Even within the context of the capital markets, which is the book’s strong point, Carew gives Keating too much credit for economic literacy. For example, she quotes approvingly his statement defending the way in which part of the profits generated by wage restraint have gone offshore. ‘Let’s say they (Bond and Elliott) end up with twenty billion dollars in gross assets abroad, our net debt abroad is reduced by twenty billion dollars.’ This is simply not true. Investment abroad does not have any direct relationship to the level of our overseas debt. Indeed, depending on how the acquisition of the twenty billion dollars in gross assets is financed, it may well add initially to our foreign debt rather than reduce it.

The central theme to come out of the book is Keating’s immense fascination with power and equally strong enjoyment in wielding it. His love of power provides a constant temptation to revert to the interventionist approach that dominated his political upbringing. The relaxation of controls over the money markets mark the main achievement of his deregulatory zeal. These incidentally have been sufficiently grateful to form a defacto power base for the Treasurer as he becomes alienated from his longer term supporters – the markets, we are warned repeatedly, will retaliate if the Labor Party so much as disturbs a hair on his expensively coiffured head.

There has been no attempt to abandon Australia’s highly regulated wage fixing system. Instead, its complex mechanisms provide a source of enduring enjoyment for a man who likes mechanical things – Carew records that as a boy Keating took a car apart just to see how it worked.

But even in the case of the banks, Keating has retained some of his old interventionist zeal. As well as reserving the right to choose which banks will come in he has been busy trying to arrange a merger of the Commonwealth with another local bank. The upshot is likely to be two giant organisations dominating retail banking in Australia, with the foreign banks trying to pick up some of the cream from foreign exchange dealing and funding takeovers.
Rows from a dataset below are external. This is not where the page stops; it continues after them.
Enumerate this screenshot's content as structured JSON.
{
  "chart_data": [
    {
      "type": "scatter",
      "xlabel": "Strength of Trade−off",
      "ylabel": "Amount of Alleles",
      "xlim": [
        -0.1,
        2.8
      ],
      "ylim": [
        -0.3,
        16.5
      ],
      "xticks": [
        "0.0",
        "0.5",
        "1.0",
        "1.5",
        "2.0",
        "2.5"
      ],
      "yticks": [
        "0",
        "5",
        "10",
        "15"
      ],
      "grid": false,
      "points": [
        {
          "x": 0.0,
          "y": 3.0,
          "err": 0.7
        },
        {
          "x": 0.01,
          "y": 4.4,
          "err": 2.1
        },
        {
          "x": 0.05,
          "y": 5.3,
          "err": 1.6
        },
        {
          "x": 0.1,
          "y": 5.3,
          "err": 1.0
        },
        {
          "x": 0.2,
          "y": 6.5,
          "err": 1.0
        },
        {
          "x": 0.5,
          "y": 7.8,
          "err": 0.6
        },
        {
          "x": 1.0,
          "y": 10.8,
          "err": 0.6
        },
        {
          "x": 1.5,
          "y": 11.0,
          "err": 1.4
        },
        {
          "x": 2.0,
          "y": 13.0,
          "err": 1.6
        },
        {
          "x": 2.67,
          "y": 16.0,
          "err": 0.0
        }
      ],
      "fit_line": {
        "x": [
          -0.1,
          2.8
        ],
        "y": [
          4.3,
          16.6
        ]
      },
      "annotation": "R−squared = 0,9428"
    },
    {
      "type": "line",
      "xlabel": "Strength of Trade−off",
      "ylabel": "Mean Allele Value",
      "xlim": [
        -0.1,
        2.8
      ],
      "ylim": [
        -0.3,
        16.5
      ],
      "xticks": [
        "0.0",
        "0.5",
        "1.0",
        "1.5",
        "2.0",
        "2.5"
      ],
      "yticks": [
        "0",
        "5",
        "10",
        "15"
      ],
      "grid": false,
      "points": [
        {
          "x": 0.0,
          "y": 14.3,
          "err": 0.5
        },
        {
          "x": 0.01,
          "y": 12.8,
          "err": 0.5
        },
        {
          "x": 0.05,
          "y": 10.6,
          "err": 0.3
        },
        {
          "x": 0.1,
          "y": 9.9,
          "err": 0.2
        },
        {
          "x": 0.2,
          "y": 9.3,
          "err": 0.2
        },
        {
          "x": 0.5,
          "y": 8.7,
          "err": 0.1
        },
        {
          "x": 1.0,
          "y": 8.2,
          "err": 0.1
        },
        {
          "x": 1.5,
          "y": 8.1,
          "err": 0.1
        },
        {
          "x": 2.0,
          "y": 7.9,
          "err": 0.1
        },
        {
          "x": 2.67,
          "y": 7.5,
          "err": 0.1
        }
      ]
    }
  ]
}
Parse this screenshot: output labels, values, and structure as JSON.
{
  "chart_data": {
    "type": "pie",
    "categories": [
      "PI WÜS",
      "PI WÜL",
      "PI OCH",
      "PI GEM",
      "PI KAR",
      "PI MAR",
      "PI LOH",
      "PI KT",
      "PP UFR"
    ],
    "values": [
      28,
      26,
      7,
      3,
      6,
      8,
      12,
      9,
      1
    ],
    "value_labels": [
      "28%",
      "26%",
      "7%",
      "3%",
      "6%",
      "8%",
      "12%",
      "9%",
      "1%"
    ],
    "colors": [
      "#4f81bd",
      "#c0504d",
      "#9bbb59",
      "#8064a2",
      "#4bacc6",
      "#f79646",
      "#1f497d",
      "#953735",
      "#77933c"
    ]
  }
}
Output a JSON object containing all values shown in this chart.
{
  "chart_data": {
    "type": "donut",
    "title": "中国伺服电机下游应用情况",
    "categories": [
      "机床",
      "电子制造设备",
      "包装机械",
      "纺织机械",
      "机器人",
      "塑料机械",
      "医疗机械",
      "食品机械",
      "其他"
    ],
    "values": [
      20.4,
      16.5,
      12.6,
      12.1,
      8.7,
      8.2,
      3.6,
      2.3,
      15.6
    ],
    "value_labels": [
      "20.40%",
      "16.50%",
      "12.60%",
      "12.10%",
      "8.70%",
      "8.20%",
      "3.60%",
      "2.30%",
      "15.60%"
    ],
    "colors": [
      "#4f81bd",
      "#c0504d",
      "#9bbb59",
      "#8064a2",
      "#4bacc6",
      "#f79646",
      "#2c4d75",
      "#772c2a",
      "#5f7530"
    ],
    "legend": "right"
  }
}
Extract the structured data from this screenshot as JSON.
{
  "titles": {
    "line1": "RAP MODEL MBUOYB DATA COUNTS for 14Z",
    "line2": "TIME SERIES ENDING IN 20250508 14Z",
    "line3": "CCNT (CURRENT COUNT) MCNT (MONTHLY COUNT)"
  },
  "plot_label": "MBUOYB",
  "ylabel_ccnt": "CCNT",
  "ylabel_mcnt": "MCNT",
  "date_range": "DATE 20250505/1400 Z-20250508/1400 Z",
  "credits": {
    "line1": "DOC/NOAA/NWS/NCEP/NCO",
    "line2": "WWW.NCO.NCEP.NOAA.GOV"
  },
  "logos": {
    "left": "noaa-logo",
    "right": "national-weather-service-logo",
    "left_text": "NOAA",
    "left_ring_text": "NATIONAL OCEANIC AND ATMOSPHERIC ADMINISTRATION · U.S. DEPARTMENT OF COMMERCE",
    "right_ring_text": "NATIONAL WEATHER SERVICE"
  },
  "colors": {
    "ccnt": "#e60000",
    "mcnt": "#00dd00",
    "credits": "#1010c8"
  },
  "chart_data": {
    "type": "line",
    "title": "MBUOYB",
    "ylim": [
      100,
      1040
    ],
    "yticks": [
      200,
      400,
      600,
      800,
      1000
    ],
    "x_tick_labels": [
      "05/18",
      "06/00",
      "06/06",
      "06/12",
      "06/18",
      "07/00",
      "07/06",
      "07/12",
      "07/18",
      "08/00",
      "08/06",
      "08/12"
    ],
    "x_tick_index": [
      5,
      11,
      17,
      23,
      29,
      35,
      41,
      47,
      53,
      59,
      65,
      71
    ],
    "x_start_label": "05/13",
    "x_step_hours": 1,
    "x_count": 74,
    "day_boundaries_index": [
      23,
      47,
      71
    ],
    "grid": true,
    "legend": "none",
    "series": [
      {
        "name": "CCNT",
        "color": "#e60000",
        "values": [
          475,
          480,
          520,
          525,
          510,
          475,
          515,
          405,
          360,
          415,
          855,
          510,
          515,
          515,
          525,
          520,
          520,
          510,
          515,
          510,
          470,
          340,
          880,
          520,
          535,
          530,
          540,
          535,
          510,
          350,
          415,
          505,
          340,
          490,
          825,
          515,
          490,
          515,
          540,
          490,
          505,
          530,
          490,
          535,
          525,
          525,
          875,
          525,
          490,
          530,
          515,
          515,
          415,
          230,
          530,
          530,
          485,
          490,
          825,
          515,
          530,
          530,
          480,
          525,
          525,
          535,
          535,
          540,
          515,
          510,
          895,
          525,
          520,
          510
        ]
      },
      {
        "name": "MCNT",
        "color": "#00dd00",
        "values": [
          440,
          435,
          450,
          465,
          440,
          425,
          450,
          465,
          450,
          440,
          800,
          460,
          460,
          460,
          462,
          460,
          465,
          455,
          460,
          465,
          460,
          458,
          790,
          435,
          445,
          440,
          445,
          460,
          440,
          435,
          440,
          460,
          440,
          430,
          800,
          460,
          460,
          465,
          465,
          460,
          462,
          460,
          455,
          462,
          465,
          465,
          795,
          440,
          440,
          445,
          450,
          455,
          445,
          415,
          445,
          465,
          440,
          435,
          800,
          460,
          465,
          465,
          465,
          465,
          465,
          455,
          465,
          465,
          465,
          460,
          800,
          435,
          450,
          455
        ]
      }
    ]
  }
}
Carew notes that in his zeal to attack the Fairfax group because he didn’t like one article on him out of the tens of thousands that have appeared, Keating has introduced new regulations prohibiting cross ownership between electronic and print media. But she did not go on to record the highly regulatory system he introduced for TV ownership which, while encouraging national networks, retained bans on additional channels being opened. One result from Keating’s term in office is that there is now a greater concentration of media ownership, especially in print, with all the usual adverse consequences for pluralism of expression in this country. The process is already apparent in the way in which the convention wisdom about the superiority of ‘rational economics’ is so dominant in the mainstream media where increasingly supposedly independent analysis is provided by ‘business economists’. (Next ‘business physicists’ will be telling us about the delights of reprocessing plutonium).

The virtue of Carew’s book is that it is a clearly written account of Keating’s progress to power, unburdened by any forced attempts at psychoanalysis and unsullied by the sort of hero worship that permeates the work of some younger journalists.